Il lato zen del tennis

Pubblicato il 20 Giugno 2011 in , , da redazione grey-panthers

Il maestro di tennis del mio Teodoro ha passato da un po’ i 60 anni. Perché scegliere un anziano per insegnare uno sport a un bambino? Perché non preferire un giovane atletico in calzoncini corti? Innanzitutto perché in un giovane non si troverebbe una così profonda dedizione all’opera di trasmissione del proprio sapere e comunque chi si fa questa domanda è perché non conosce Ugo. La parola maestro calza su di lui come un guanto, e ci aggiungerei anche zen, perché ciò che si impara da Ugo non è la tecnica per praticare uno sport, ma molto di più: da lui si apprende una disciplina, un modo per interpretare la realtà che va oltre il mero utilizzo della racchetta.

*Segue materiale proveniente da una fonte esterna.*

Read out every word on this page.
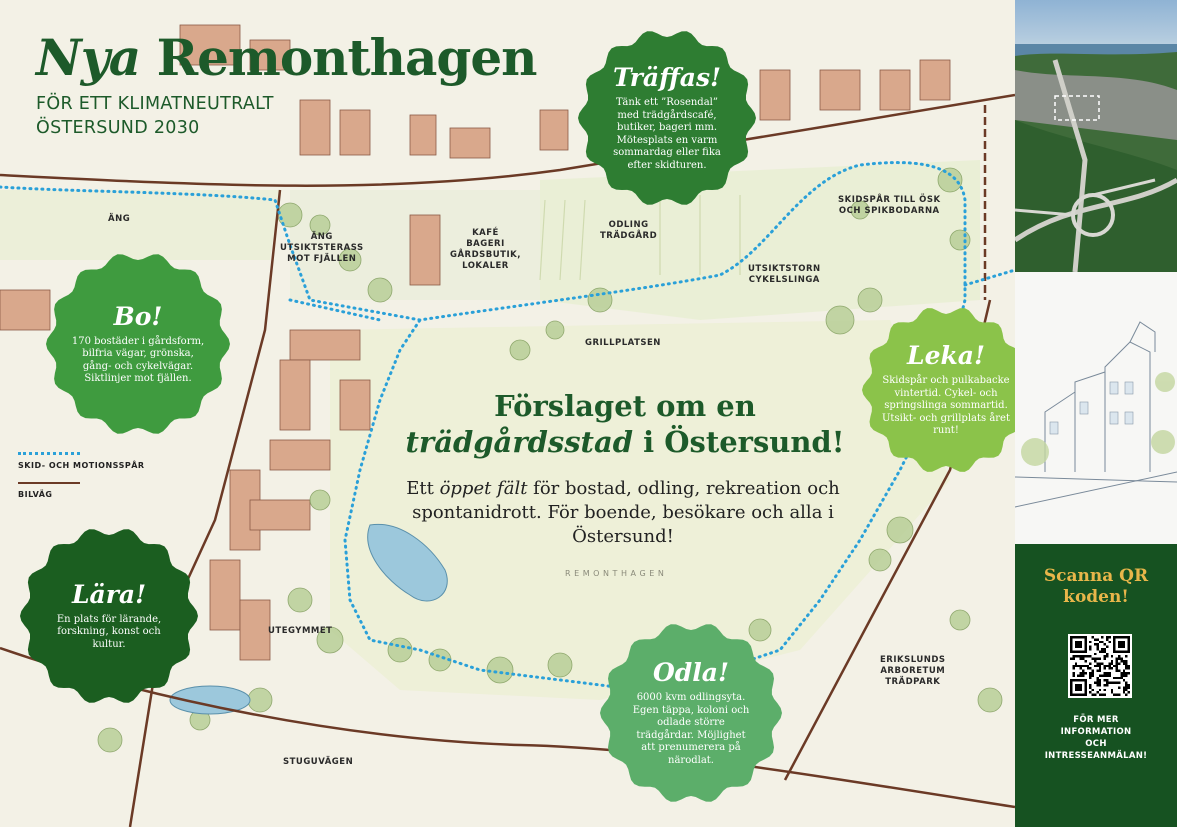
Nya Remonthagen
FÖR ETT KLIMATNEUTRALT
ÖSTERSUND 2030
ÄNG
ÄNG
UTSIKTSTERASS
MOT FJÄLLEN
KAFÉ
BAGERI
GÅRDSBUTIK,
LOKALER
ODLING
TRÄDGÅRD
SKIDSPÅR TILL ÖSK
OCH SPIKBODARNA
UTSIKTSTORN
CYKELSLINGA
GRILLPLATSEN
UTEGYMMET
STUGUVÄGEN
ERIKSLUNDS
ARBORETUM
TRÄDPARK
R E M O N T H A G E N
Förslaget om en
trädgårdsstad i Östersund!
Ett öppet fält för bostad, odling, rekreation och spontanidrott. För boende, besökare och alla i Östersund!
SKID- OCH MOTIONSSPÅR
BILVÄG
Träffas!
Tänk ett ”Rosendal” med trädgårdscafé, butiker, bageri mm. Mötesplats en varm sommardag eller fika efter skidturen.
Bo!
170 bostäder i gårdsform, bilfria vägar, grönska, gång- och cykelvägar. Siktlinjer mot fjällen.
Leka!
Skidspår och pulkabacke vintertid. Cykel- och springslinga sommartid. Utsikt- och grillplats året runt!
Lära!
En plats för lärande, forskning, konst och kultur.
Odla!
6000 kvm odlingsyta. Egen täppa, koloni och odlade större trädgårdar. Möjlighet att prenumerera på närodlat.
Scanna QR koden!
FÖR MER
INFORMATION
OCH
INTRESSEANMÄLAN!
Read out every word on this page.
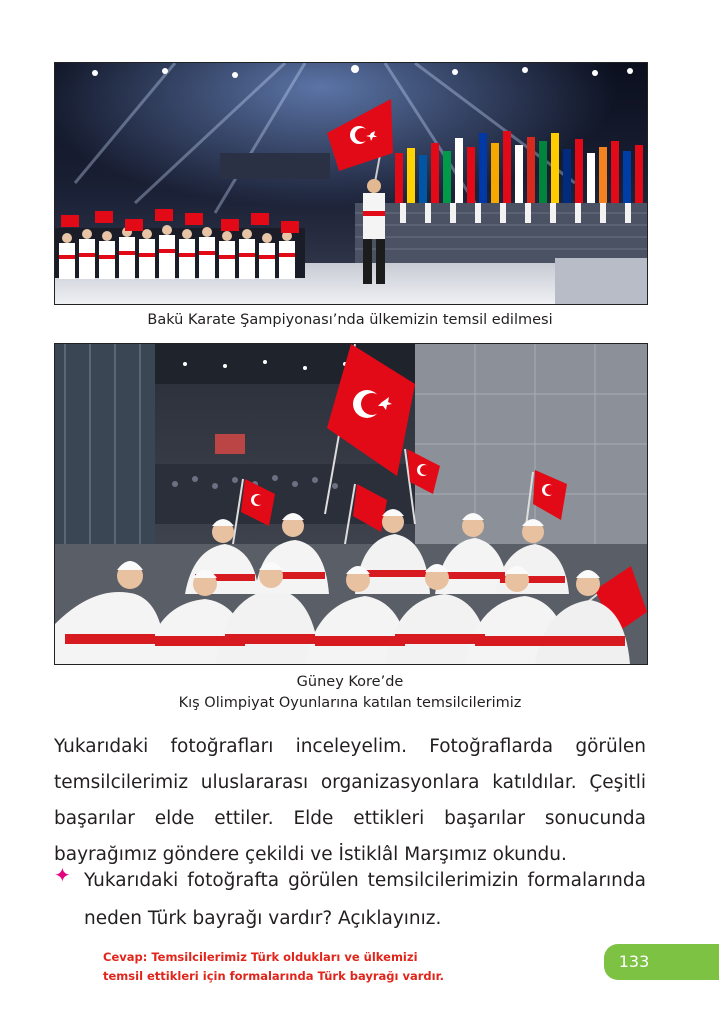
Bakü Karate Şampiyonası’nda ülkemizin temsil edilmesi
Güney Kore’de
Kış Olimpiyat Oyunlarına katılan temsilcilerimiz

Yukarıdaki fotoğrafları inceleyelim. Fotoğraflarda görülen temsilcilerimiz uluslararası organizasyonlara katıldılar. Çeşitli başarılar elde ettiler. Elde ettikleri başarılar sonucunda bayrağımız göndere çekildi ve İstiklâl Marşımız okundu.

✦ Yukarıdaki fotoğrafta görülen temsilcilerimizin formalarında neden Türk bayrağı vardır? Açıklayınız.

Cevap: Temsilcilerimiz Türk oldukları ve ülkemizi
temsil ettikleri için formalarında Türk bayrağı vardır.
133
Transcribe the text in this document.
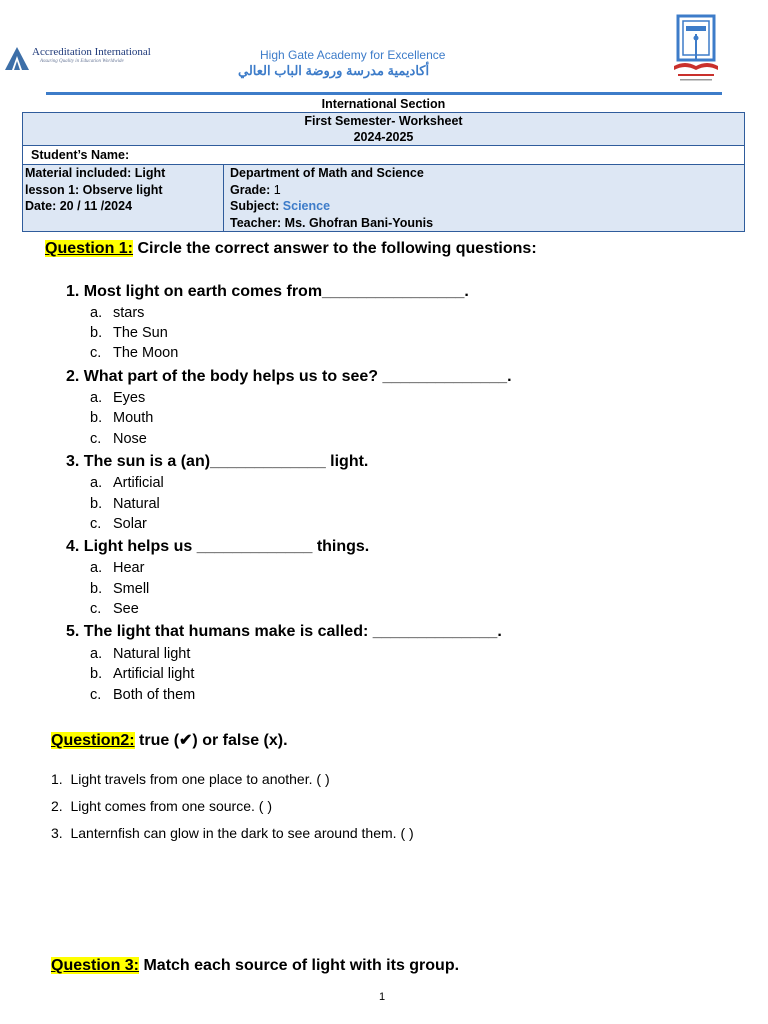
Accreditation International
Assuring Quality in Education Worldwide	High Gate Academy for Excellence
أكاديمية مدرسة وروضة الباب العالي
International Section
First Semester- Worksheet
2024-2025

Student’s Name:

Material included: Light
lesson 1: Observe light
Date: 20 / 11 /2024

Department of Math and Science
Grade: 1
Subject: Science
Teacher: Ms. Ghofran Bani-Younis
Question 1: Circle the correct answer to the following questions:
1. Most light on earth comes from________________.
a. stars
b. The Sun
c. The Moon
2. What part of the body helps us to see? ______________.
a. Eyes
b. Mouth
c. Nose
3. The sun is a (an)_____________ light.
a. Artificial
b. Natural
c. Solar
4. Light helps us _____________ things.
a. Hear
b. Smell
c. See
5. The light that humans make is called: ______________.
a. Natural light
b. Artificial light
c. Both of them
Question2: true (✔) or false (x).
1. Light travels from one place to another. ( )
2. Light comes from one source. ( )
3. Lanternfish can glow in the dark to see around them. ( )
Question 3: Match each source of light with its group.
1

Ugo non alza mai la voce, non crede nella competizione fine a se stessa, bensì nell’esercizio, nell’umile applicazione, ma soprattutto nel controllo. Dice sempre a Teodoro che imparare a controllare i movimenti è l’unico modo per mandare la pallina dall’altra parte della rete. Un grande concetto, questo, di ampio respiro nonché applicabile a tutto. Il ragazzo prima di iniziare il suo corso era molto agitato e in conflitto. Questa tennis-terapia lo ha aiutato a trovare una nuova serenità. Teodoro quando torna distrutto dopo l’allenamento è rilassato, e questo risultato è tutto merito dell’insegnante, che ha saputo instillare la passione e l’equilibrio insieme. Certo questo in parte dipende dalla caratteristica del tennis di essere uno sport faticoso e ipnotico, ma soprattutto si deve alle qualità del maestro e alla saggezza dell’età. Ben vengano i non giovani maestri, che non si vergognano di associare precetti universali alla pura tecnica e che non sono avari del proprio tempo.

Ogni volta Ugo ci tiene a precisare che la lezione dura 50 minuti, non un secondo in più, e poi immancabilmente resta un’ora e mezzo. Lui mette le cose in chiaro, poi fa come ritiene opportuno. Prima di incontrare Ugo non conoscevo il lato zen del tennis, sport che ho praticato da ragazza, che mi piaceva e che poi ho abbandonato. Penso che se avessi avuto un maestro come lui avrei continuato. Forse potrei ricominciare, forse non sono troppo vecchia, anzi pensandoci bene non lo sono affatto. Certo non salto da una parte e dall’altra del campo come lui, ma qualche palleggio non credo mi sia precluso. Non si può resistere al richiamo del lato zen del tennis.